Cerita Imam Shamsi Ali soal Kebijakan Presiden AS Terhadap Muslim, dari Era Bush hingga Trump
Imam Shamsi Ali menceritakan bagaimana presiden-presiden di Amerika Serikat memiliki kebijakan yang mempengaruhi umat Islam yang menetap di sana.
Penulis: Dennis Destryawan
Editor: Hasanudin Aco
TRIBUNNEWS.COM, JAKARTA - Imam Besar di Islamic Center of New York Amerika Serikat (AS), Imam Shamsi Ali menceritakan bagaimana presiden-presiden di Amerika Serikat memiliki kebijakan yang mempengaruhi umat Islam yang menetap di sana.
Shamsi mengatakan masing-masing presiden memiliki gaya yang berbeda. Misalnya, ketipa AS dipimpin oleh Donald Trump. Shamsi menjadi satu di antara banyak orang yang bersuara menentang Trump.
"Dan seringkali mengkritik. Sampai-sampai perwakilan Amerika di Jakarta selama Trump tidak pernah menerima saya. Karena saya terbuka mengkritik Donald Trump," ujar Shamsi kepada Tribun Network, Rabu (21/4).
Disampaikan Shamsi saat berdiskusi dengan Staf Direksi Nur Hasanah dan Cecep Burdansyah serta jajaran redaksi Tribun Network.
Menurut Shamsi, ia menentang kebijakan Trump melarang orang Islam masuk Amerika.
"Saya demonstrasi besar-besaran di Time Square puluhan ribu orang ke jalan dengan tema saya juga orang muslim, 90% yang demo non-muslim," tuturnya.

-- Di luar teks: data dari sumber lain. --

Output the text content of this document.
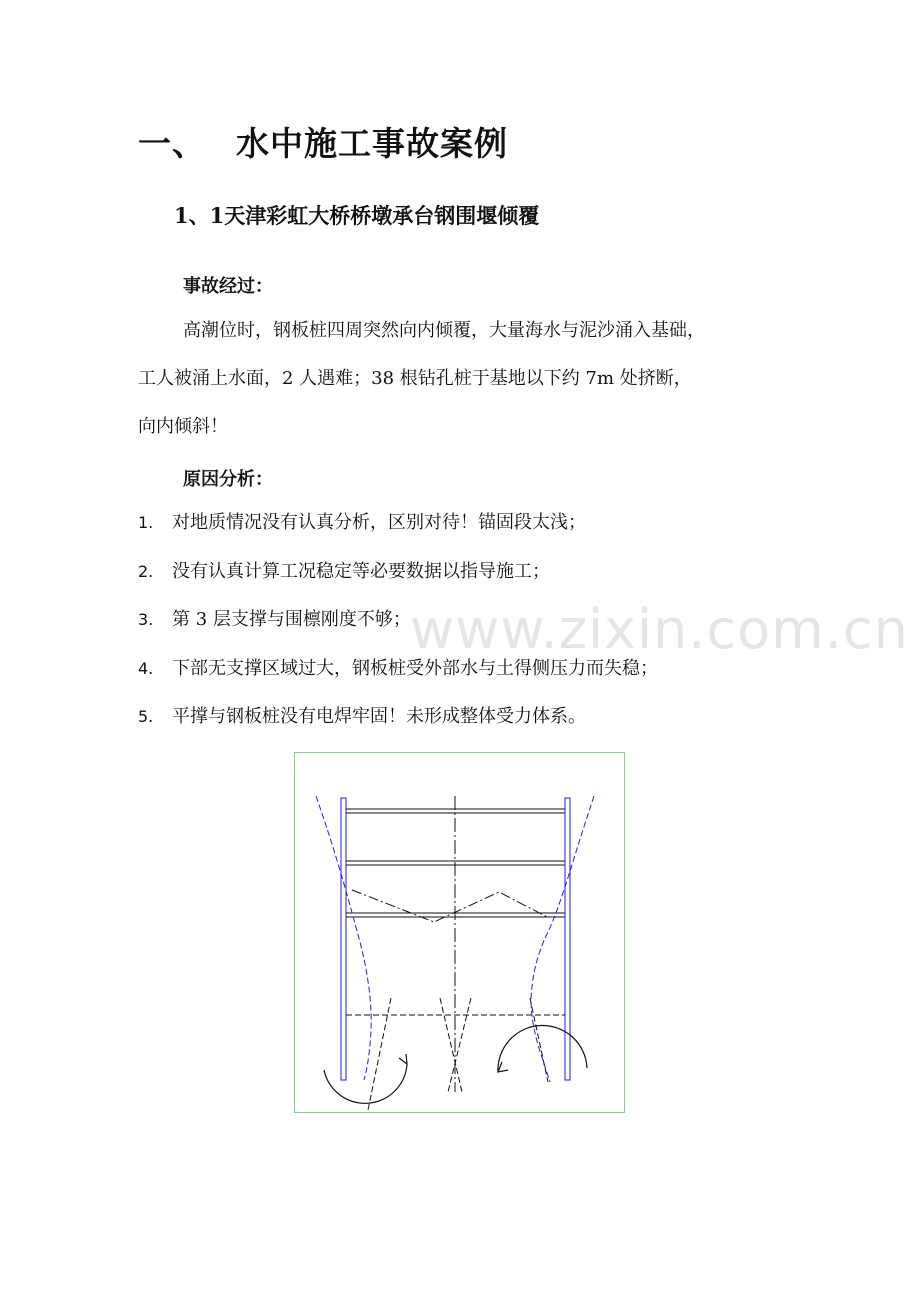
一、 水中施工事故案例
1、1天津彩虹大桥桥墩承台钢围堰倾覆
事故经过：
高潮位时，钢板桩四周突然向内倾覆，大量海水与泥沙涌入基础，
工人被涌上水面，2 人遇难；38 根钻孔桩于基地以下约 7m 处挤断，
向内倾斜！
原因分析：
1. 对地质情况没有认真分析，区别对待！锚固段太浅；
2. 没有认真计算工况稳定等必要数据以指导施工；
3. 第 3 层支撑与围檩刚度不够；
4. 下部无支撑区域过大，钢板桩受外部水与土得侧压力而失稳；
5. 平撑与钢板桩没有电焊牢固！未形成整体受力体系。
www.zixin.com.cn
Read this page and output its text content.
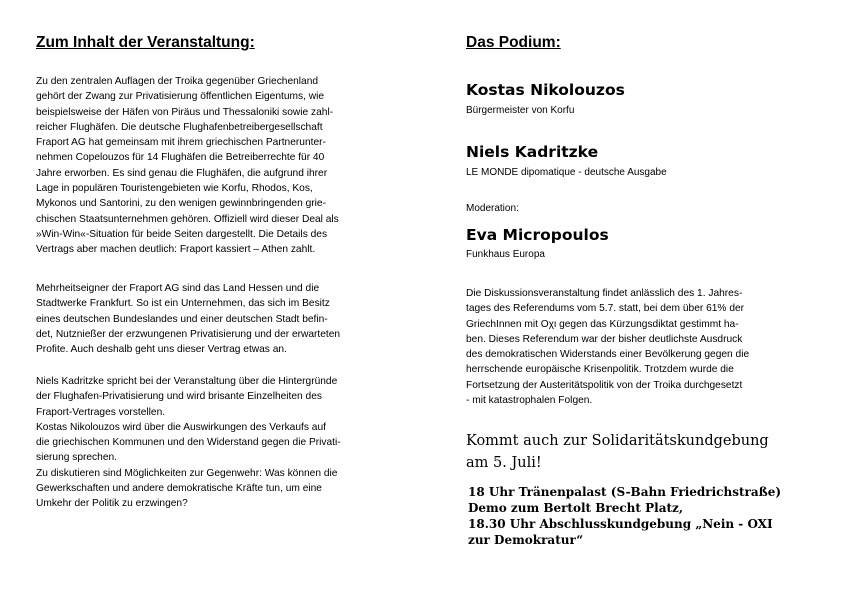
Zum Inhalt der Veranstaltung:
Zu den zentralen Auflagen der Troika gegenüber Griechenland
gehört der Zwang zur Privatisierung öffentlichen Eigentums, wie
beispielsweise der Häfen von Piräus und Thessaloniki sowie zahl-
reicher Flughäfen. Die deutsche Flughafenbetreibergesellschaft
Fraport AG hat gemeinsam mit ihrem griechischen Partnerunter-
nehmen Copelouzos für 14 Flughäfen die Betreiberrechte für 40
Jahre erworben. Es sind genau die Flughäfen, die aufgrund ihrer
Lage in populären Touristengebieten wie Korfu, Rhodos, Kos,
Mykonos und Santorini, zu den wenigen gewinnbringenden grie-
chischen Staatsunternehmen gehören. Offiziell wird dieser Deal als
»Win-Win«-Situation für beide Seiten dargestellt. Die Details des
Vertrags aber machen deutlich: Fraport kassiert – Athen zahlt.
Mehrheitseigner der Fraport AG sind das Land Hessen und die
Stadtwerke Frankfurt. So ist ein Unternehmen, das sich im Besitz
eines deutschen Bundeslandes und einer deutschen Stadt befin-
det, Nutznießer der erzwungenen Privatisierung und der erwarteten
Profite. Auch deshalb geht uns dieser Vertrag etwas an.
Niels Kadritzke spricht bei der Veranstaltung über die Hintergründe
der Flughafen-Privatisierung und wird brisante Einzelheiten des
Fraport-Vertrages vorstellen.
Kostas Nikolouzos wird über die Auswirkungen des Verkaufs auf
die griechischen Kommunen und den Widerstand gegen die Privati-
sierung sprechen.
Zu diskutieren sind Möglichkeiten zur Gegenwehr: Was können die
Gewerkschaften und andere demokratische Kräfte tun, um eine
Umkehr der Politik zu erzwingen?
Das Podium:
Kostas Nikolouzos
Bürgermeister von Korfu
Niels Kadritzke
LE MONDE dipomatique - deutsche Ausgabe
Moderation:
Eva Micropoulos
Funkhaus Europa
Die Diskussionsveranstaltung findet anlässlich des 1. Jahres-
tages des Referendums vom 5.7. statt, bei dem über 61% der
GriechInnen mit Oχι gegen das Kürzungsdiktat gestimmt ha-
ben. Dieses Referendum war der bisher deutlichste Ausdruck
des demokratischen Widerstands einer Bevölkerung gegen die
herrschende europäische Krisenpolitik. Trotzdem wurde die
Fortsetzung der Austeritätspolitik von der Troika durchgesetzt
- mit katastrophalen Folgen.
Kommt auch zur Solidaritätskundgebung
am 5. Juli!
18 Uhr Tränenpalast (S-Bahn Friedrichstraße)
Demo zum Bertolt Brecht Platz,
18.30 Uhr Abschlusskundgebung „Nein - OXI
zur Demokratur“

Baca juga: Mimpi Imam Shamsi Ali Dirikan Pondok Pesantren Pertama di Amerika Serikat
Berbeda misalnya, ketika AS dipimpin oleh Barrack Obama.
Shamsi berujar Obama jauh lebih bersahabat, lantaran sempat tinggal di Indonesia. Apalagi, ayah Obama merupakan seorang muslim asal Kenya.
"Kalau sama Barrack Obama suasananya lebih nyaman. Karena dia 5 tahun tinggal di Indonesia. Jadi sering mendengar Adzan, dan mungkin suka main di Masjid. Bapaknya seorang muslim. Walau dia bukan muslim. Karena ayahnya keturunan Kenya," tutur Shamsi.
Berikut petikan wawancara Tribun Network bersama Imam Shamsi Ali:
Setiap kepala pemerintahan tantangannya berbeda, apa perbedaannya?
Jadi masing-masing punya gaya. Walau Amerika itu adalah institusi yang sangat kuat, sehingga tidak bisa ditentukan orang per orang. Pengaruh orang per orang tidak terlalu besar.
Beda dengan Indonesia wajahnya ditentukan oleh bosnya. Artinya, misalnya bos politik.
Kalau antar bos politik tersenyum, ya tersenyum negara kita. Tapi kalau antar bos politik tidak mau salaman, ya tidak mau salaman rakyat kita.